Trading was also thinned by a market holiday in Hong Kong, while mainland China had been shut since Friday for the Golden Week holiday, which runs until the end of this week.
The Nikkei jumped to be 1.6 per cent higher as of 0100 GMT, rebounding from its lowest close in more than a month at the end of last week.
U.S. stock futures rose 0.6 per cent, pointing to a rebound from the S&P 500’s 0.3 per cent drop on Friday.
The weekend’s last-minute stopgap funding bill allowed the government to keep operating through Nov. 17, and means key data releases including Friday’s monthly payrolls report can go ahead on time.
“The shutdown risks are only delayed, not eliminated,” TD Securities strategists wrote in a client note.
“A sense of reduced uncertainty is likely to drive a small relief in markets,” but “market volatility is likely to remain elevated as investors wait for the next catalyst, which is likely to be top-tier data.”
Japanese stocks were also boosted by the Bank of Japan’s quarterly Tankan survey, which showed an improvement in business sentiment.
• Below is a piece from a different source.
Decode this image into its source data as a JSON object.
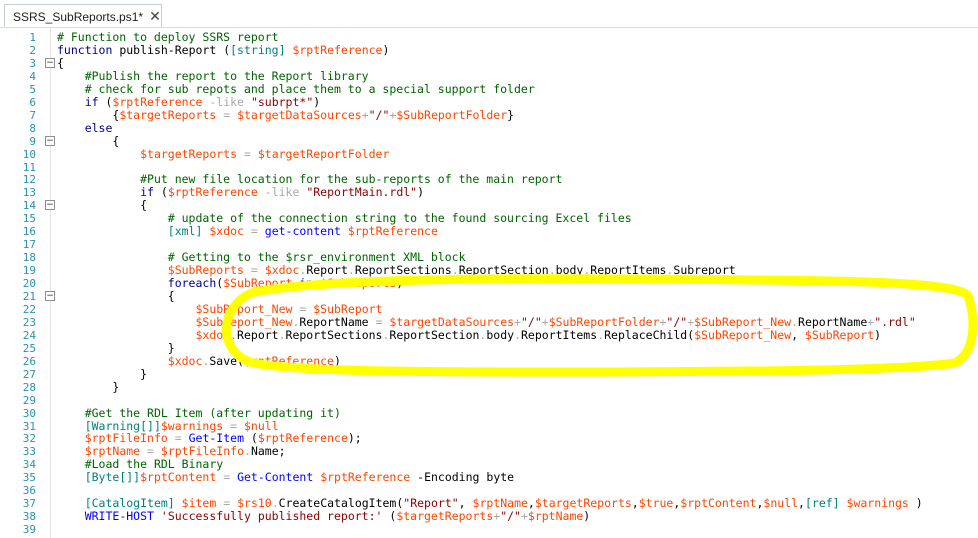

At the same time, the yen slid on Monday to its lowest since Oct. 21 at 149.74 per dollar, even as the broader rally in the U.S. currency took a breather following the dollar index’s climb to a 10-month peak last week.
A weaker yen increases corporate earnings garnered abroad when they are repatriated.
Elsewhere in the region, the mood was more muted. South Korea’s Kospi rose 0.1 per cent, while Australia’s benchmark stock index edged down 0.05 per cent.
In addition to the drag on energy and other resource shares, Australian investors were also cautious ahead of a Reserve Bank policy decision on Tuesday, the first under new governor Michele Bullock.
New Zealand’s central bank sets policy on Wednesday. The country’s stock benchmark fell 0.5 per cent.
Declines in Antipodean equities came despite fresh signs that the economy of key trading partner China may be stabilising. Although a private gauge of factory activity in data over the weekend unexpectedly declined, it stayed in expansionary territory – a day after official data registered the first expansion in six months.
Crude oil recovered some ground from Friday’s 1 per cent tumble, as the positive news from the U.S. and China improved the outlook for demand.
Brent December crude futures rose 18 cents, or 0.2 per cent, to $92.38 a barrel after falling 90 cents at the end of last week. U.S. West Texas Intermediate crude futures gained 23 cents, or 0.3 per cent, to $91.02 a barrel, after losing 92 cents on Friday.